The royal couple of the show is grounded in history. Golda Rosheuvel and James Fleet portray the couple in the 1800s, while India Amarteifio and Corey Mylchreest depict their younger 1700s counterparts. As the story unfolds, the world of Queen Charlotte incorporates real-life inspiration, transporting viewers to a Regency-era world full of romance and very little real conflict.
Of course, no one should be tuning into Bridgerton—a world of diverse and intriguing royals and royal-adjacent people who regularly indulge in steamy escapades—for a history lesson. The makers behind the show have been very clear that the series is not a history lesson but rather fiction inspired by facts like how an eight-year-old Mozart performed for the king and queen!
Fact vs fiction in ‘Queen Charlotte: A Bridgerton Story’:
The real heritage of Queen Charlotte
The ongoing discussion about Queen Sophia Charlotte’s race served as inspiration for the creative team behind Queen Charlotte. Executive producer and director Tom Verica stated, “Many historians believe that Queen Charlotte was of mixed cultural heritage.” Historian Mario de Valdes y Cocom argued in 1997 that the queen’s ancestry can be traced back to Margarita de Castro y Sousa, a black branch of the Portuguese royal house. However, the exact implications of this lineage are still debated among historians.

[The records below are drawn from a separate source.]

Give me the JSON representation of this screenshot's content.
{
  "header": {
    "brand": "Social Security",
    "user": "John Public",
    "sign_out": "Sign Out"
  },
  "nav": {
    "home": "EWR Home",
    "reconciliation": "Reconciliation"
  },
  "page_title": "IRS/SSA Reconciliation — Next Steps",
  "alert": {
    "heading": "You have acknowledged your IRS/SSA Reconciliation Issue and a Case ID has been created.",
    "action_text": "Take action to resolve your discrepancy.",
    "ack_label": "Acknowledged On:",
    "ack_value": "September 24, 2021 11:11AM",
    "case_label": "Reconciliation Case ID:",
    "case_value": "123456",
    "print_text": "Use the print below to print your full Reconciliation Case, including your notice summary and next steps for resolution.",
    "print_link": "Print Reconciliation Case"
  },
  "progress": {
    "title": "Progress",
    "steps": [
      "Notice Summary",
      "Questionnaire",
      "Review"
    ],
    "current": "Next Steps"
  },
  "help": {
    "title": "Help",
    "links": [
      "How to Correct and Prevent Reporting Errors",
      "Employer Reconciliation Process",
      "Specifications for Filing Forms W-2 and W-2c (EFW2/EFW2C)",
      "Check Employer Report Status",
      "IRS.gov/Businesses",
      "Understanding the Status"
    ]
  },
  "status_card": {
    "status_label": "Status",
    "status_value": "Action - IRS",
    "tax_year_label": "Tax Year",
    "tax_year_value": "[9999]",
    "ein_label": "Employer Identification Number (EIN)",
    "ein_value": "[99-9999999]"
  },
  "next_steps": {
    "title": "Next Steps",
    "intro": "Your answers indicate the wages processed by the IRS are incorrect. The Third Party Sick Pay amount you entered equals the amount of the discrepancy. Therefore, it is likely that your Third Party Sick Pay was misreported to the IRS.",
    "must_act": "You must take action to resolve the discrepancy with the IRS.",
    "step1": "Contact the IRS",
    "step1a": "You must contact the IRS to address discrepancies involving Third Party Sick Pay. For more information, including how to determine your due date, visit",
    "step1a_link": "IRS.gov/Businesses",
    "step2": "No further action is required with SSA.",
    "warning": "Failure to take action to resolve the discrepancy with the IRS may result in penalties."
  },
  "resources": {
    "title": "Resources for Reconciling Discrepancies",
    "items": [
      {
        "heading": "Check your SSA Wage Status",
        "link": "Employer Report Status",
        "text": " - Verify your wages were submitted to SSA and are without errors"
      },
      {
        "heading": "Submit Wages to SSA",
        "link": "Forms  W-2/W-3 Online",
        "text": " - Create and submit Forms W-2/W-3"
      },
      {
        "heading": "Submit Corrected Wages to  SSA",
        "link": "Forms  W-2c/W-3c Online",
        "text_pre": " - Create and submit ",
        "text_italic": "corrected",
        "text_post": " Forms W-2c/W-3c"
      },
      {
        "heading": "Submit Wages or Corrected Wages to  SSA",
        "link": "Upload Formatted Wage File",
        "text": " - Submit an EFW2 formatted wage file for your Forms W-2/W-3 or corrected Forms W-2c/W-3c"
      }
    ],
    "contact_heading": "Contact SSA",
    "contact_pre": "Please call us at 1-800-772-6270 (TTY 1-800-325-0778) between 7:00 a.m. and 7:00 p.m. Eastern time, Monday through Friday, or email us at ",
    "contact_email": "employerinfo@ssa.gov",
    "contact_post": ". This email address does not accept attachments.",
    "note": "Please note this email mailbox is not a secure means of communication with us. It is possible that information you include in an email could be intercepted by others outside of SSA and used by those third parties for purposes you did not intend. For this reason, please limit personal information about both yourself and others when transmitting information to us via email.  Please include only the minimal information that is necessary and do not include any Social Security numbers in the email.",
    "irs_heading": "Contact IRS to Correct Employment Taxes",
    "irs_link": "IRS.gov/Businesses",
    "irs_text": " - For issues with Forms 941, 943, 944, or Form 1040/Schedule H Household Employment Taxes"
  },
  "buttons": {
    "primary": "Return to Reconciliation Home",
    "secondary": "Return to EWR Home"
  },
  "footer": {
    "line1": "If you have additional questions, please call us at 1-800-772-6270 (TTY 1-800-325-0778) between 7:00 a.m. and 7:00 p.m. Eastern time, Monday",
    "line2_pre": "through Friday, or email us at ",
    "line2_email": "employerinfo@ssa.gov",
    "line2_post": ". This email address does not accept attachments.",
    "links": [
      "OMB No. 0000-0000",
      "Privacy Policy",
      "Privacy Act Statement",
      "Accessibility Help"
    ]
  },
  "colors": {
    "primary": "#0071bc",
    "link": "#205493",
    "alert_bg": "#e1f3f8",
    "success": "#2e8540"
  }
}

According to Smithsonian magazine, “de Castro [y] Sou[s]a’s ancestry is traced from the 13th-century ruler Alfonso III and his lover Madragana, whom Valdes believes was a Moor.” It’s important to note that during that time, the term ‘Moor’ did not solely refer to race back then, but to religion as well.
King George was into farming and astronomy
Rhimes mentioned to Netflix, “Of the true historical facts I decided to keep in the show, one was the fact that King George was a farmer. They called him Farmer George back then, and Farmer King.”
He was also fascinated by astronomy and tracked the transit of Venus at that time, as per the Georgian Papers archives. Rhimes stated, “He really did build one of the first-of-its-kind observatories … the transit of Venus is an actual astronomical phenomenon that actually happened during that period of time.”
He left behind detailed notes in agricultural books, and among his notable inputs are his “drawings and calculations of the transit of Venus across the sun on June 23, 1769.” His predictions for subsequent transits in 1874 and 2004 were accurate.
Queen Charlotte introduced the tradition of Christmas trees to England
Christmas might seem incomplete without the Fir tree centrepiece, but it was not always a custom. The tradition of the Christmas tree, which gained widespread popularity in the 19th century, is often associated with Queen Victoria and Prince Albert. Their family’s gatherings around the Christmas tree were even depicted in the Illustrated London News in 1848, as noted by the Royal Collection Trust.
However, as is depicted on the show, it was Queen Charlotte who introduced this German custom to England. She brought with her the practice of decorating a yew branch, which was said to have originated from Martin Luther in the 1500s.
King George’s mystery ailment
This is a topic that is still debated among historians. While some say it could have been the rare blood disorder porphyria, some have speculated it could have been bipolar or even schizophrenia. “It could be mental, it could be physical, it could be neurological,” said Rhimes. “It really bothers me that we run around talking about the ‘madness’ of King George and sort of make fun of it in other storytelling or in other places in history, so I really wanted to try to make that human and humane for him.”
Mylchreest spoke about it at the ‘An Evening with Queen Charlotte’ celebratory panel, on May 16 at Netflix’s 2023 FYSEE Emmy campaign event space. “I think that it’s most useful… to leave that open [for viewers]. The show is told through Charlotte’s eyes — and to Charlotte, not only George’s [condition] but the entire world is a mystery. I think that the audience should share some of that mystery.”
Black nobility in London
The book Black London by Avril Nanton and Jody Burton served as one of Rhimes’ inspirations for the racially inclusive world of Bridgerton. She told Shondaland, “I made Agatha [Arsema Thomas] and Lord Danbury [Cyril Nri] off the idea that there were African royalty sending their children to boarding schools in England,” she said. “That was something I’d never known either—that there were these incredibly wealthy Africans living in London in a parallel life.”
Queen Charlotte is currently streaming on Netflix.